When he arrived in Tahiti, Robert Levy observed that the village of Piri “had the typical Polynesian, South Seas, soft-utopian exoticism of outrigger canoes, coral reefs, lagoons, [and] a few long haired maidens with flowers in their hair …” But the exoticism faded quickly “to mosquitoes, to boredom, to closer views of the longhaired maidens …” (p.441).

Readers familiar with Levy’s book Tahitians: Mind and Experience in the Society Islands (1973) will find he has a similar way with words in an article featured in a special issue of Ethos in 2005 that focuses on his work. Levy describes in this article the two communities he studied—Piri in the Society Islands and a village in Nepal. He compares the two communities, contrasting the public lives and the child-rearing approaches that foster different ways the people have of viewing themselves. The lecture on which this article is based was delivered in 2001, two years before he died.

Levy explains that in Bhaktapur, the city he studied in Nepal, the exoticism did not fade because the culture of the people constantly focused on constructing and maintaining the supernatural and exotic symbols of the Hindu religion. Piri is just the opposite. The people in the small Tahitian village had little use for such symbols. They were, he wrote, “very uncomfortable in encounters with the numinous and the extraordinary, and tried to avoid them” (p.444).
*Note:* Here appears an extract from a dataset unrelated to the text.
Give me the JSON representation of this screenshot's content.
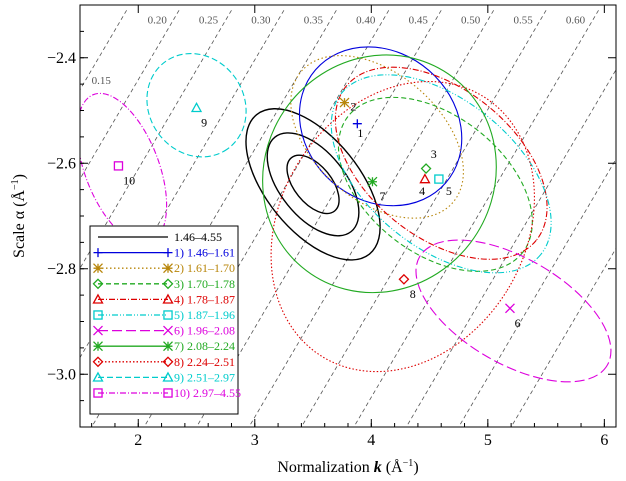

While the Nepalese city constantly generated meanings from supernatural and extraordinary events, Piri focused on the ordinary and the everyday. Women, he explains, were exactly how they appeared: what they did on a daily basis, how they moved. They constructed meanings from natural events—embedded symbolism as he calls it.

While the 40,000 people of Bhaktapur are coordinated through the sacred rituals of the city, the 284 people of Piri are integrated by the closeness of their lives. Everyone knows how everyone else is behaving, either by what they hear through the plank walls or through gossip. Conflict resolution, cooperation, decision-making, and exchange practices are all controlled in the village through moral values that are shaped by shared assumptions. These shared beliefs include convictions about what kinds of deviations are natural and what sorts of behaviors are proper.

In answer to Levy’s question, “who are you?” the responses in Nepal and Tahiti differed considerably. In Nepal, people answered with lengthy replies by placing themselves in the history of their families and castes. One man answered that it depended on the situation: when he was with his wife he was a lover, when with friends a friend, when with his father a son, and so on. The same question frequently startled his contacts in Tahiti. The respondent would reply that he was exactly who he was—Poria or whatever. A unique, solid, individual—different from every other person in the village.

Perhaps the most striking part of the paper is his explanation about the contrasting ways that adults in the two communities feel they should handle their children. The communities differed widely in their perceptions of proper child-raising, but within each one the amount of variance was surprisingly slight.

Adult Tahitians believed that Piri children reared themselves. They would develop and learn in much the same way as they would grow physically: without much if any adult intervention. Children learned to walk, talk, and gain bowel control entirely by themselves, they felt. A father would allow his children to watch his horticultural work and assume that they would learn his farming techniques by themselves, by observation.

On occasion, when the Tahitian adults showed approval or disapproval of their children, those expressions were muted. Normally, adults did not openly applaud their accomplishments or correct their inappropriate behavior. They believe that to do so would be to intrude on the autonomy of the child.

When children make serious mistakes in behavior, adults will tend to wait until an accident has occurred and then indicate that their actions have caused the problem. Children learn that when people master proper behavior, they avoid the consequences of erroneous actions.

One of the consequences of children learning in an autonomous manner is that they then have a hard time accepting any other kinds of more structured learning. The child may feel, as Levy puts it, “I know what to do, now leave me alone” (p.448). This attitude may create problems for formal education, he indicates.

The conclusion of his article is that individual psychologies—understandings of the self—and traditional cultural forms are layered very differently in various societies. Detailed explorations of local cultural patterns and psychological realities will allow understandings of different societies to be developed.

Levy, Robert I. 2005. “Ethnography, Comparison, and Changing Times.” Ethos 33(4): 435-458.